またそれは、他者の悲惨が「私」には近づきえないもの(したがって、計量化も比較も出来ないもの)であるのをいいことに、「空爆で殺される数百人の人命も、ロケット攻撃で失われる一人のイスラエル人の人命も、その重さが比較できるはずはない」などと、その数百人のみならず、一人の人命に関しても失われる元凶を作り出してきた自分たちの罪科には頬かむりしながら、いわば「被暴力の計量不可能性」を根拠として、圧倒的な暴力の非対称性を言い逃れようとするような態度が、決して意味を持つことのない地平のはずである。
計量(言語化)不可能性を隠れ蓑にした、欺瞞的な沈黙(の影での虐殺)という「最悪の暴力」(デリダ)を打ち破るために、「数百人のパレスチナ人」と「一人のイスラエル人」との生命が、数値として比較対照されるという「最小の暴力」(デリダ)の行使をとおして切り開かれるはずの、暫定的正義の永続的な追求という営み、それを可能にするような地平のはずなのである。


「私は、他者の悲惨を自分の身体につながることとして感受する力能を持つ」ということ、おそらく、これがその地平の意味なのである。
いま、もっとも重視されるべきなのは、たぶん、この地平だ。
この地平の存在を根拠として、私は、いずれもかけがえのないものである他者と別の他者の命とを比較し、正義へと暫定的に接近していく条件をえる。
「私は、他者の悲惨を自分の身体につながることとして感受する力能を持つ」という、私と他者との自同性の地平だけが、この行為を可能にするのだ。

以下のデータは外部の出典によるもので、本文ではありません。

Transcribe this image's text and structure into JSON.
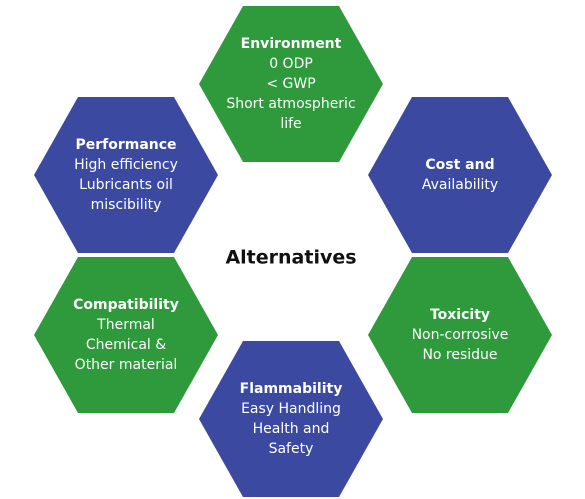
{
  "center": "Alternatives",
  "hexagons": [
    {
      "title": "Environment",
      "lines": [
        "0 ODP",
        "< GWP",
        "Short atmospheric",
        "life"
      ]
    },
    {
      "title": "Cost and",
      "lines": [
        "Availability"
      ]
    },
    {
      "title": "Toxicity",
      "lines": [
        "Non-corrosive",
        "No residue"
      ]
    },
    {
      "title": "Flammability",
      "lines": [
        "Easy Handling",
        "Health and",
        "Safety"
      ]
    },
    {
      "title": "Compatibility",
      "lines": [
        "Thermal",
        "Chemical &",
        "Other material"
      ]
    },
    {
      "title": "Performance",
      "lines": [
        "High efficiency",
        "Lubricants oil",
        "miscibility"
      ]
    }
  ]
}
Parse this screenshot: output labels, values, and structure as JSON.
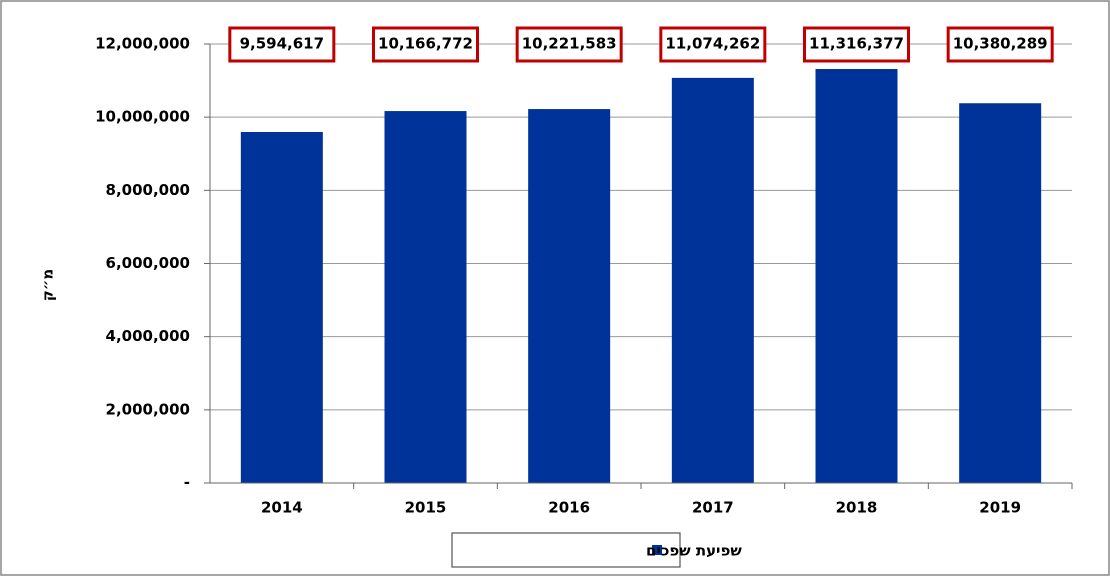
{
  "chart_data": {
    "type": "bar",
    "y_label": "מ״ק",
    "categories": [
      "2014",
      "2015",
      "2016",
      "2017",
      "2018",
      "2019"
    ],
    "series": [
      {
        "name": "שפיעת שפכים",
        "color": "#003399",
        "values": [
          9594617,
          10166772,
          10221583,
          11074262,
          11316377,
          10380289
        ],
        "value_labels": [
          "9,594,617",
          "10,166,772",
          "10,221,583",
          "11,074,262",
          "11,316,377",
          "10,380,289"
        ]
      }
    ],
    "ylim": [
      0,
      12000000
    ],
    "yticks": [
      {
        "value": 0,
        "label": "-"
      },
      {
        "value": 2000000,
        "label": "2,000,000"
      },
      {
        "value": 4000000,
        "label": "4,000,000"
      },
      {
        "value": 6000000,
        "label": "6,000,000"
      },
      {
        "value": 8000000,
        "label": "8,000,000"
      },
      {
        "value": 10000000,
        "label": "10,000,000"
      },
      {
        "value": 12000000,
        "label": "12,000,000"
      }
    ],
    "grid": true,
    "legend": "bottom",
    "value_label_color": "#c00000"
  }
}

したがって、この地平の喪失(忘却、剥奪)は、われわれと他者とに関わる正義からの離反を、デリダの言う「最悪の暴力」の支配を意味するだろう。


いま、この時代のなかで、ぼくたちが直面しているのは、そういう危機であり、同時に、その危機を自覚する契機なのだ。
私自身が、悲惨のなかに置かれている他者の身体の一部でありうるということ、その痛切な感覚だけが、私が私であることの十分な回復を可能にする。
少なくとも、その可能性を垣間見させる。
私たちが、この感覚の残り火を手放さず、その火を守り育てていくことが、あらゆる希望の条件であろう。